Winners and Losers from New Zealand's European Tour
Winners and Losers from New Zealand's European Tour

Mission accomplished for Steve Hansen and his All Blacks.
New Zealand arrived in Europe with the Rugby Championship already secured for 2014, albeit without the perfect record of the previous season.
They have faced England, Scotland and Wales on consecutive weekends and seen them all off to end their year as the dominant nation in the world.
Pretty much everywhere you look there are two players for each position who would walk into most other international starting XVs and in some there are double that number.
This autumn some of the supporting cast have had their shot, and while we haven't seen a full 80-minute performance from this team, on each occasion the players on the field have done enough to win. They have made us all feel as though the notion that any other outcome had even been a possibility was a fanciful one.
Here are the tour's winners and losers.
Winner: Colin Slade

Colin Slade was not originally picked to tour with the All Blacks this autumn. But injury to Cory Jane saw him plucked from the Barbarians squad to join his countrymen.
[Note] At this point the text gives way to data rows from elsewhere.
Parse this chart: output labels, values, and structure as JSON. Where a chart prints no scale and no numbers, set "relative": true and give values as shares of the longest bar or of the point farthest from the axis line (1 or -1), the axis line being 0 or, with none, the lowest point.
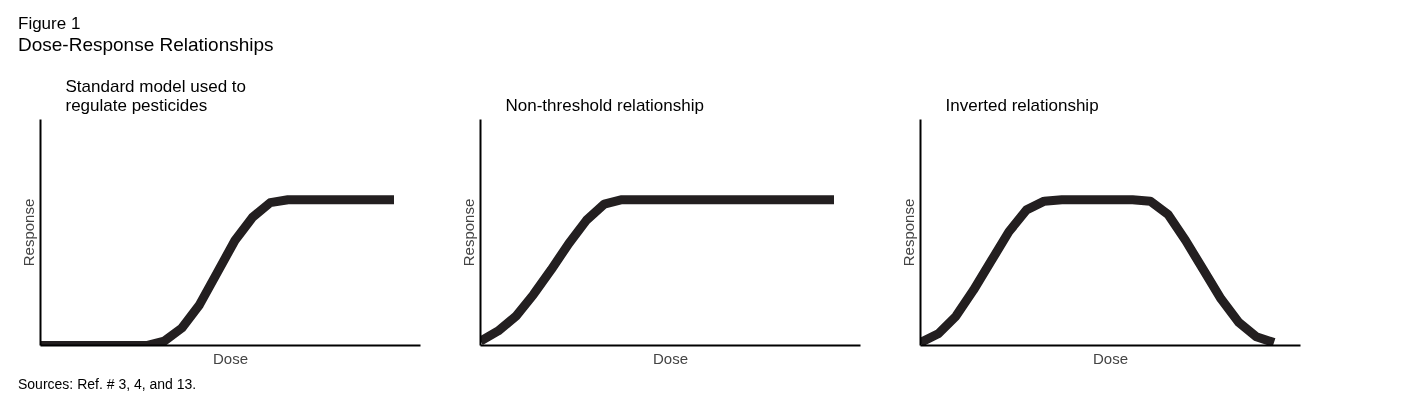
{
  "chart_data": [
    {
      "type": "line",
      "title": "Standard model used to\nregulate pesticides",
      "xlabel": "Dose",
      "ylabel": "Response",
      "relative": true,
      "tick_labels": false,
      "annotations": [
        "Figure 1",
        "Dose-Response Relationships",
        "Sources: Ref. # 3, 4, and 13."
      ],
      "categories": [
        null,
        null,
        null,
        null,
        null,
        null,
        null,
        null,
        null,
        null,
        null,
        null,
        null,
        null,
        null,
        null,
        null,
        null,
        null,
        null,
        null
      ],
      "series": [
        {
          "color": "#231f20",
          "values": [
            0,
            0,
            0,
            0,
            0,
            0,
            0,
            0.03,
            0.12,
            0.28,
            0.5,
            0.72,
            0.88,
            0.98,
            1,
            1,
            1,
            1,
            1,
            1,
            1
          ]
        }
      ]
    },
    {
      "type": "line",
      "title": "Non-threshold relationship",
      "xlabel": "Dose",
      "ylabel": "Response",
      "relative": true,
      "tick_labels": false,
      "categories": [
        null,
        null,
        null,
        null,
        null,
        null,
        null,
        null,
        null,
        null,
        null,
        null,
        null,
        null,
        null,
        null,
        null,
        null,
        null,
        null,
        null
      ],
      "series": [
        {
          "color": "#231f20",
          "values": [
            0.03,
            0.1,
            0.2,
            0.35,
            0.52,
            0.7,
            0.86,
            0.97,
            1,
            1,
            1,
            1,
            1,
            1,
            1,
            1,
            1,
            1,
            1,
            1,
            1
          ]
        }
      ]
    },
    {
      "type": "line",
      "title": "Inverted relationship",
      "xlabel": "Dose",
      "ylabel": "Response",
      "relative": true,
      "tick_labels": false,
      "categories": [
        null,
        null,
        null,
        null,
        null,
        null,
        null,
        null,
        null,
        null,
        null,
        null,
        null,
        null,
        null,
        null,
        null,
        null,
        null,
        null,
        null
      ],
      "series": [
        {
          "color": "#231f20",
          "values": [
            0.02,
            0.08,
            0.2,
            0.38,
            0.58,
            0.78,
            0.93,
            0.99,
            1,
            1,
            1,
            1,
            1,
            0.99,
            0.9,
            0.72,
            0.52,
            0.32,
            0.16,
            0.06,
            0.02
          ]
        }
      ]
    }
  ]
}
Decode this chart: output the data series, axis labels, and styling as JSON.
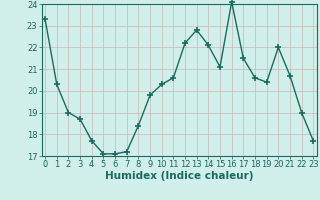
{
  "x": [
    0,
    1,
    2,
    3,
    4,
    5,
    6,
    7,
    8,
    9,
    10,
    11,
    12,
    13,
    14,
    15,
    16,
    17,
    18,
    19,
    20,
    21,
    22,
    23
  ],
  "y": [
    23.3,
    20.3,
    19.0,
    18.7,
    17.7,
    17.1,
    17.1,
    17.2,
    18.4,
    19.8,
    20.3,
    20.6,
    22.2,
    22.8,
    22.1,
    21.1,
    24.1,
    21.5,
    20.6,
    20.4,
    22.0,
    20.7,
    19.0,
    17.7
  ],
  "ylim": [
    17,
    24
  ],
  "xlim": [
    -0.3,
    23.3
  ],
  "yticks": [
    17,
    18,
    19,
    20,
    21,
    22,
    23,
    24
  ],
  "xticks": [
    0,
    1,
    2,
    3,
    4,
    5,
    6,
    7,
    8,
    9,
    10,
    11,
    12,
    13,
    14,
    15,
    16,
    17,
    18,
    19,
    20,
    21,
    22,
    23
  ],
  "xlabel": "Humidex (Indice chaleur)",
  "line_color": "#1a6b5e",
  "bg_color": "#d0eeea",
  "grid_color": "#c8b8b8",
  "axis_color": "#1a6b5e",
  "label_color": "#1a6b5e",
  "marker": "+",
  "marker_size": 4,
  "line_width": 1.0,
  "xlabel_fontsize": 7.5,
  "tick_fontsize": 6.0
}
He had to slot in on the wing against Scotland before moving into the fly-half berth and helped pilot the team to a victory that they took a while to close out.
He was then called from the bench to open up a stubborn Welsh rearguard in the latter stages of the final Test of the tour in Cardiff.
His performance there and overall impressive tour has left the New Zealand press at least in no doubt that Slade has played himself into next year's World Cup squad.
Patrick McKendry of the New Zealand Herald wrote: "Slade's ability to step up when required, along with his versatility, means he is a shoo-in for the World Cup squad, providing he remains injury free."
Winner (and a Bit of a Loser): Dane Coles

The All Blacks No. 2 jersey has been waiting for someone to take it off Keven Mealamu once and for all. Dane Coles might finally have done that in 2014, with the old stager at last reduced to impact sub.
Coles ran strongly with the ball during the autumn and saved his best for last in Cardiff. His appetite for work is impressive, and he makes up for what he lacks in size.
The other side of Coles was not so pleasing. We saw him lose his rag against England and take a trip to the sin bin, then he covered 20 metres to get involved in a round of handbags in Cardiff.
He needs to check his temper at the door, because that short fuse will not have gone unnoticed by the wind-up merchants of the world game, who will be itching to press his buttons in the heat of World Cup warfare.
Loser: Aaron Cruden

Aaron Cruden played well against England at Twickenham, scoring his side's first try to get them back in the game after the home side's fast start.
But he made way for Beauden Barrett on the hour mark and that was the last we saw of him on the tour.
Perhaps we should take Steve Hansen at his word when he told the media that this trip was going to be used to assess all options at No. 10 and give everyone game time.
Ask a player what he thinks about that and you'll get a different reply. In a squad as competitive as New Zealand, no man would want to see his jersey taken for fear of never feeling it slide down his back again.
Cruden sat back and watched Dan Carter ease himself back into the chair, then Beauden Barrett give a bravura display in Cardiff, allied to a brilliant cameo from Colin Slade.
Maybe the Chiefs man is so well-trusted by Hansen that he already has his name down for a flight to England next year but seeing your three main rivals all get a turn while you do nothing can't be good for your confidence.
Loser: The Haka

We are living in a post-challenge era as far as the Haka is concerned.
Wales have twice tried their best to subjugate the All Blacks' pre-match war dance, once insisting they did it before the Welsh anthem, which resulted in a strop from the Kiwis who did it in the changing room instead, then standing stock still and staring back as the visitors did their thing.
France, of course, in 2007, replied in the colours of their flag and got up in the faces of their World Cup quarter-final opponents. Then beat them.
But all these ways and means of offering some sort of riposte to a ritual that has gone from noble tradition to a combination of menacing threat and elaborate marketing strategy, seem to have been quelled.
Now you can't so much as sneeze at a leering, salivating All Black while he claps his hands and pretends to slit his throat (or is that your throat?) without the game's governing body coming down on you like a ton of bricks.
When, you have to ask, did the Haka go from this sort of thing seen in the 70s to the managed, threatening performance we see today?
Not only does it all feel a bit commercial but surely it's unfair to allow the All Blacks to use it as such a motivational tool before every game when everyone else just has to stand there and take it?
Keep the Haka, and let them perform it with as much bluster as they can summon. But let everyone else reply in kind should they wish.